Monday, 29 January 2024: 11:00 AM
Holiday 5 (Hilton Baltimore Inner Harbor)
In addition to measuring forecast skill in terms of errors in a hurricane’s track and other meteorological characteristics, there’s a need to more directly measure the impact of these forecast errors on societal outcomes such as evacuations. With this need in mind, an agent-based modeling framework is modified and used to explore connections between forecast errors and evacuations. Called FLEE (Forecasting Laboratory for Exploring the Evacuation-system), the framework integrates several empirically-informed models of the natural hazard (hurricane), the human system (information flow, evacuation decisions), the built environment (road infrastructure), and connections between systems (forecasts and warning information, traffic, impact zones).
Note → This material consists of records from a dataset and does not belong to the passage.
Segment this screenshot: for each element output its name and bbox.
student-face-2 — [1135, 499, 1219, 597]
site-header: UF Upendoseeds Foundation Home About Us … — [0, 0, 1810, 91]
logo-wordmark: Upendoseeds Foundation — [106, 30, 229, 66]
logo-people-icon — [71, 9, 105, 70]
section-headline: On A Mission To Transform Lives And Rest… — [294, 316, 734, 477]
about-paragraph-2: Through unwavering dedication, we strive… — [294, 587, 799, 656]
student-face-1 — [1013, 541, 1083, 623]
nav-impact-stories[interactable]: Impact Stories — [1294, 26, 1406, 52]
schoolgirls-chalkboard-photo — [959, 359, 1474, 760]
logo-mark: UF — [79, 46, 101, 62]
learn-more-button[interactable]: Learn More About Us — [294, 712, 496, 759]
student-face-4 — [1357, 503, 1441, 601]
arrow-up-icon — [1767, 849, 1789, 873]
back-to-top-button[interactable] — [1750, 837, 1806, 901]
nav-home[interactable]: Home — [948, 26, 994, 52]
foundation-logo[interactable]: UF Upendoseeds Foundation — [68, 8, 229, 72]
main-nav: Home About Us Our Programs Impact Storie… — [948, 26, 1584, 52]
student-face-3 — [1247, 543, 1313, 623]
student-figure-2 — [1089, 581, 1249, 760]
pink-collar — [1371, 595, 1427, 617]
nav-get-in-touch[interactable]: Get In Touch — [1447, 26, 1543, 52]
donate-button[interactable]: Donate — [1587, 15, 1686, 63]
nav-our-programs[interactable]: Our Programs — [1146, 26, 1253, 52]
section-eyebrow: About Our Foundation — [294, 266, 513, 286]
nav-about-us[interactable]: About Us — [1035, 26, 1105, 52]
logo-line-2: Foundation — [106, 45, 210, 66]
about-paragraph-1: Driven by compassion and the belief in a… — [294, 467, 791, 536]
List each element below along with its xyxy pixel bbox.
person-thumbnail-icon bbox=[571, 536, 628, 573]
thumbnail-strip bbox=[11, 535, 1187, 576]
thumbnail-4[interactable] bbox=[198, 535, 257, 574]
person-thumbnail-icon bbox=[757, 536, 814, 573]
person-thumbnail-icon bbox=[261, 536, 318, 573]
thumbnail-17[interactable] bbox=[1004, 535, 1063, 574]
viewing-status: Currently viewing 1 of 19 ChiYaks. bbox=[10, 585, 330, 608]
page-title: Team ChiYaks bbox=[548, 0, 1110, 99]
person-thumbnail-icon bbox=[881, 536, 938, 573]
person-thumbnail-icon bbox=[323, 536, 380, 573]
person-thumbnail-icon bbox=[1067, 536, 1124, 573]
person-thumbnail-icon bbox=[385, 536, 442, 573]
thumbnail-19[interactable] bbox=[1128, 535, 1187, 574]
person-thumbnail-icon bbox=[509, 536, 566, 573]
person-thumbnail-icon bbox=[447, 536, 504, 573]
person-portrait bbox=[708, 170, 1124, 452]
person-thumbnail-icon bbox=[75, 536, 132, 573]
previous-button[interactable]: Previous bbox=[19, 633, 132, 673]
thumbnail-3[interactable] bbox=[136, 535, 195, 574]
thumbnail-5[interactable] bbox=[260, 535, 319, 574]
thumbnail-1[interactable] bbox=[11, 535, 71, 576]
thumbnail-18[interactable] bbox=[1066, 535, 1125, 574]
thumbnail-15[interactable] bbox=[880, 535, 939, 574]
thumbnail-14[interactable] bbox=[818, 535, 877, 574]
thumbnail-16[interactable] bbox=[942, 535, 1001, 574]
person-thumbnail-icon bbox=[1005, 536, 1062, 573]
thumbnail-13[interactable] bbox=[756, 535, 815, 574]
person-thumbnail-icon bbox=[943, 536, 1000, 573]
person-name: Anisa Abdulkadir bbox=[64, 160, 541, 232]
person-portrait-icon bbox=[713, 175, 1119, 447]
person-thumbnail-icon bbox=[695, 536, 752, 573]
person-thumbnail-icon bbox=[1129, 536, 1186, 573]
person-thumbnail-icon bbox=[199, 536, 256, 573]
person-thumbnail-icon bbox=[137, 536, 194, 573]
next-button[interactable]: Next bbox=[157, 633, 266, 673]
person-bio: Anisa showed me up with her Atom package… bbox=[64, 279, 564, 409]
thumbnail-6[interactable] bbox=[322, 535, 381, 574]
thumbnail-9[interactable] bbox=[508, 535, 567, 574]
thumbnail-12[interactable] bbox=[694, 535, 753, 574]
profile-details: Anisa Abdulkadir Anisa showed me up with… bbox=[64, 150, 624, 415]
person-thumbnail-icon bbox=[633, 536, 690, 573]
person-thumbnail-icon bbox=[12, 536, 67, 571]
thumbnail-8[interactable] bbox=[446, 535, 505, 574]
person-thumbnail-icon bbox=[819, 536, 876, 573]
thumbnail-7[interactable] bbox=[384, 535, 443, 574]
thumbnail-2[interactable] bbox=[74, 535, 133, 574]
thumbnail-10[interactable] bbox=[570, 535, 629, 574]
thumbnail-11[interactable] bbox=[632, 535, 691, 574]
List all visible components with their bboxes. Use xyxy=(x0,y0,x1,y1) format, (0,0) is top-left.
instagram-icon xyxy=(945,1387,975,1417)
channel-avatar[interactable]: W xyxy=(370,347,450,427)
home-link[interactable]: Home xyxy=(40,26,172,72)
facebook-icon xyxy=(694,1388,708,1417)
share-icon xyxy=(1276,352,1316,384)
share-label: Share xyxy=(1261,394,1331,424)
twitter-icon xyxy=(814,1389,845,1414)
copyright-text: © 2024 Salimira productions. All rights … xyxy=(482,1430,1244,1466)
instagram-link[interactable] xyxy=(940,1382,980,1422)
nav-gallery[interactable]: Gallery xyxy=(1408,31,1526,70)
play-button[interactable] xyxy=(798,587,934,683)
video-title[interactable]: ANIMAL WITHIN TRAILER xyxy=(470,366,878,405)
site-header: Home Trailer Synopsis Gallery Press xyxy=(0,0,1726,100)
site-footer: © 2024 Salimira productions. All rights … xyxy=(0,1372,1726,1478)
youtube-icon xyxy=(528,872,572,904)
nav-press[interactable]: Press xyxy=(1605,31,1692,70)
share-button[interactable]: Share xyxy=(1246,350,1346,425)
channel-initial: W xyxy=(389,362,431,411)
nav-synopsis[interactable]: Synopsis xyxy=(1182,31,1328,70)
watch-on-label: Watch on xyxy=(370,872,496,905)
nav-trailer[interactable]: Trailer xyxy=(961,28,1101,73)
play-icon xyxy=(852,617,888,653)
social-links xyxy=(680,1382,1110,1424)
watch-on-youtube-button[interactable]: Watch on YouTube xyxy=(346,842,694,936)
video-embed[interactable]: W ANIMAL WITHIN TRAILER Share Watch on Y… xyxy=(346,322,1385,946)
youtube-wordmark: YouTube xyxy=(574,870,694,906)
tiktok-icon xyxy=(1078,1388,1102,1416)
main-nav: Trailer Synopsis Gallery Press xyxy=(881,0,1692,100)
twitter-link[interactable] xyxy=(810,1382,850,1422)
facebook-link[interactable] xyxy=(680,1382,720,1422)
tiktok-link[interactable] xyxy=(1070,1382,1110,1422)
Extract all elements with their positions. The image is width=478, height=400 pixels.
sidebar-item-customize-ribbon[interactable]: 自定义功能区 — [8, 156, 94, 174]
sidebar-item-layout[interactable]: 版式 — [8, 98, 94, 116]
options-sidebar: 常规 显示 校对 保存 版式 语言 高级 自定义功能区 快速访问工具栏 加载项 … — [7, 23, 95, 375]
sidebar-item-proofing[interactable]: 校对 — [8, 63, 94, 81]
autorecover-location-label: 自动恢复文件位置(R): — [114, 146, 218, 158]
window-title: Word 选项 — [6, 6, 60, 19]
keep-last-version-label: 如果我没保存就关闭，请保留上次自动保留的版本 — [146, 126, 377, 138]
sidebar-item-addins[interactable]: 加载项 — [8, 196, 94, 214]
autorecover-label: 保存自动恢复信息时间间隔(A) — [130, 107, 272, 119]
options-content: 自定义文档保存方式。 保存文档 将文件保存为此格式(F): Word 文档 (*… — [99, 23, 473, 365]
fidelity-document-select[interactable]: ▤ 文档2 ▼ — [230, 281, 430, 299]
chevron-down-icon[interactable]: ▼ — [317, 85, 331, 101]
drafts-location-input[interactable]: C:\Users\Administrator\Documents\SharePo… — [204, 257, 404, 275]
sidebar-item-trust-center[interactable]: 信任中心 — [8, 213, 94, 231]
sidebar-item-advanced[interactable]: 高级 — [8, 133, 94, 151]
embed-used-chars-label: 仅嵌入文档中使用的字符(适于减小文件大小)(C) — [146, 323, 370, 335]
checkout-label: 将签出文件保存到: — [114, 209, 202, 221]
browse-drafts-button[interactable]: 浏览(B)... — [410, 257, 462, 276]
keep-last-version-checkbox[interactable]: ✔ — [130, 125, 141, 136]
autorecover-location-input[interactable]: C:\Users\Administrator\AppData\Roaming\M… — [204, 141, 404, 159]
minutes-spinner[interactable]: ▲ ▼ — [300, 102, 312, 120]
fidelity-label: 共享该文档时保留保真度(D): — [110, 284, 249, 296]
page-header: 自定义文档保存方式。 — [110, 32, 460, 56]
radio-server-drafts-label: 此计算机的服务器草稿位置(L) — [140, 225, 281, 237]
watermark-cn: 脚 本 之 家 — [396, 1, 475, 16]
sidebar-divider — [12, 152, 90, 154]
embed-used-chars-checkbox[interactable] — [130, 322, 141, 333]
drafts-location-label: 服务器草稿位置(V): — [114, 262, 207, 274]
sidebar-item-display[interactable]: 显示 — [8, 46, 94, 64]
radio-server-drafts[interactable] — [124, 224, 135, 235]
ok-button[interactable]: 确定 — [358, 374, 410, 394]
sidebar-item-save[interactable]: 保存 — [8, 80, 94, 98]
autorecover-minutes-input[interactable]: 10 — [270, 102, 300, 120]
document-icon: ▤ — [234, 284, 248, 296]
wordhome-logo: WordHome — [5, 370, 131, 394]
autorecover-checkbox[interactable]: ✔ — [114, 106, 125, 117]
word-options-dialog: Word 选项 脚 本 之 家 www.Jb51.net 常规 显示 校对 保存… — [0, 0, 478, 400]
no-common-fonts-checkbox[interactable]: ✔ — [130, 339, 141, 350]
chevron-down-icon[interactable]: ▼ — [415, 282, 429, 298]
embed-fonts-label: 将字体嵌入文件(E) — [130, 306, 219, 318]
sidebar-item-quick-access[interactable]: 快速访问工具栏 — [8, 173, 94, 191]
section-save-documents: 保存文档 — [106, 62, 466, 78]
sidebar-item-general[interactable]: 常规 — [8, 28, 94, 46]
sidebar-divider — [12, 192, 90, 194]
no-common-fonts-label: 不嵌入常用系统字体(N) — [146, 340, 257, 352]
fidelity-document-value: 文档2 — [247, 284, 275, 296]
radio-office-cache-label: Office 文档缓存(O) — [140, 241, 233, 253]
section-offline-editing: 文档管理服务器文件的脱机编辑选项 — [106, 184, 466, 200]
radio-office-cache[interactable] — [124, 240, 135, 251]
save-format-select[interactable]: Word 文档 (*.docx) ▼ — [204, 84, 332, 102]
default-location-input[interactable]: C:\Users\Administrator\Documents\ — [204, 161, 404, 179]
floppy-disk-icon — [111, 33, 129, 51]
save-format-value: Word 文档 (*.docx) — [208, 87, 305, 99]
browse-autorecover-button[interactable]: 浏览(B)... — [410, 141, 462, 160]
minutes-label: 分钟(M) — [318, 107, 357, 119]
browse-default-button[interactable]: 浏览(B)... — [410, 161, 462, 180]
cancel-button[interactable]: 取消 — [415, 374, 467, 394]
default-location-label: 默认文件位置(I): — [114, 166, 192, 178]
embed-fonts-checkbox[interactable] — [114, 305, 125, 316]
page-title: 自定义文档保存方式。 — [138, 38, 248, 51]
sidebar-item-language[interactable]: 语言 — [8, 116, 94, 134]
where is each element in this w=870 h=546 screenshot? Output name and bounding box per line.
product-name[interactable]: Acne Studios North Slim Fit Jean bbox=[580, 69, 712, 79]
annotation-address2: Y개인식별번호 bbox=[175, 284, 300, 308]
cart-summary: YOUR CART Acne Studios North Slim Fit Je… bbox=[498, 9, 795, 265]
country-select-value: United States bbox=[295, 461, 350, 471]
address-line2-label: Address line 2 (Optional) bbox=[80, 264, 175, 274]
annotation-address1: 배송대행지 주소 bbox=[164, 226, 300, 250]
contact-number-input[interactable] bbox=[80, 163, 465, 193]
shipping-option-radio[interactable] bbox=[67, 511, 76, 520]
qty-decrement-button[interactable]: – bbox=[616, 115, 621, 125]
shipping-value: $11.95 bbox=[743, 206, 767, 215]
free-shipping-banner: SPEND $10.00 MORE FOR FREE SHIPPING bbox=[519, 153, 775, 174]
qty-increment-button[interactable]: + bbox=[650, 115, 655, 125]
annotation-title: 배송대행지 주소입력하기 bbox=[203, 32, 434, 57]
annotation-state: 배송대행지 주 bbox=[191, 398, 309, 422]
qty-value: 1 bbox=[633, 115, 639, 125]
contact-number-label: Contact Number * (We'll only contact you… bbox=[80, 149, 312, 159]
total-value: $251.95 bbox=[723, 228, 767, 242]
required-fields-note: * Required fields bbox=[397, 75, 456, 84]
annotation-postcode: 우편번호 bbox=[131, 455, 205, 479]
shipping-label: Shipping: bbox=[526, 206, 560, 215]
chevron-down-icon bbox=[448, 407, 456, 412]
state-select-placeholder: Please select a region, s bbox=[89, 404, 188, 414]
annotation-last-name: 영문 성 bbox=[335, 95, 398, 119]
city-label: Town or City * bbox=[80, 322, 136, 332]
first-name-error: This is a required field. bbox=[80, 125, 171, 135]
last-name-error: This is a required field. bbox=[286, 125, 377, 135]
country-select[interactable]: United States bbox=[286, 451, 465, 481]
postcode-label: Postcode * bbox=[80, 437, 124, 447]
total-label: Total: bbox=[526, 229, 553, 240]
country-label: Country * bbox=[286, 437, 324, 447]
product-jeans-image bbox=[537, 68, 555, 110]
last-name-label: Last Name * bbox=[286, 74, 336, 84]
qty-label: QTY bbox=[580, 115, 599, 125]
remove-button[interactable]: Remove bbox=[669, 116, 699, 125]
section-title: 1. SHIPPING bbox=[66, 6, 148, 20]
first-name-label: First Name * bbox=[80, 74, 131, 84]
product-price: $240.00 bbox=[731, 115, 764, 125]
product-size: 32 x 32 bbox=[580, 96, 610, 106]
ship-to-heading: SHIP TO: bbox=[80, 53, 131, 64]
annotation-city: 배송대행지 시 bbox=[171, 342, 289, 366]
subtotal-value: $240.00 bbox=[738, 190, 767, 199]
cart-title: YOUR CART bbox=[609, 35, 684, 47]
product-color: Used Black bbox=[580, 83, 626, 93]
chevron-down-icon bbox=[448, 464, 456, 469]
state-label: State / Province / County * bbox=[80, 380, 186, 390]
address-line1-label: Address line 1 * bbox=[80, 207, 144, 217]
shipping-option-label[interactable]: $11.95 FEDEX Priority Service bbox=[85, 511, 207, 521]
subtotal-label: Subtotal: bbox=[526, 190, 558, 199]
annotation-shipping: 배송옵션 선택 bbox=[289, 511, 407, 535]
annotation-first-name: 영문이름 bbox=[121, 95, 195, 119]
Here we discuss recent changes made to the modeling framework, including additional model verification using risk perception data collected during Hurricane Ian. We then discuss how the new and improved model can explore questions like Q1 – Which forecast elements (track, intensity, storm size) are most important to accurately predict for successful evacuation of real and hypothetical storms and does this vary with different measures of evacuation success? Q2 – Are there diminishing returns in forecast accuracy with respect to evacuations and how does that compare with physical limits of predictability of tropical systems? Q3 – How do answers 1–2 vary across future projected population-infrastructure-climate scenarios and risk reduction strategies? In beginning to answer these types of questions we demonstrate how modeling frameworks like FLEE can combine existing physical-social-computational research to study the hurricane forecast-evacuation system from a new perspective. This includes providing a societally-relevant alternative perspective to traditional metrics of forecast accuracy, which may ultimately help the weather-hazard enterprise make forecasts more useful to society.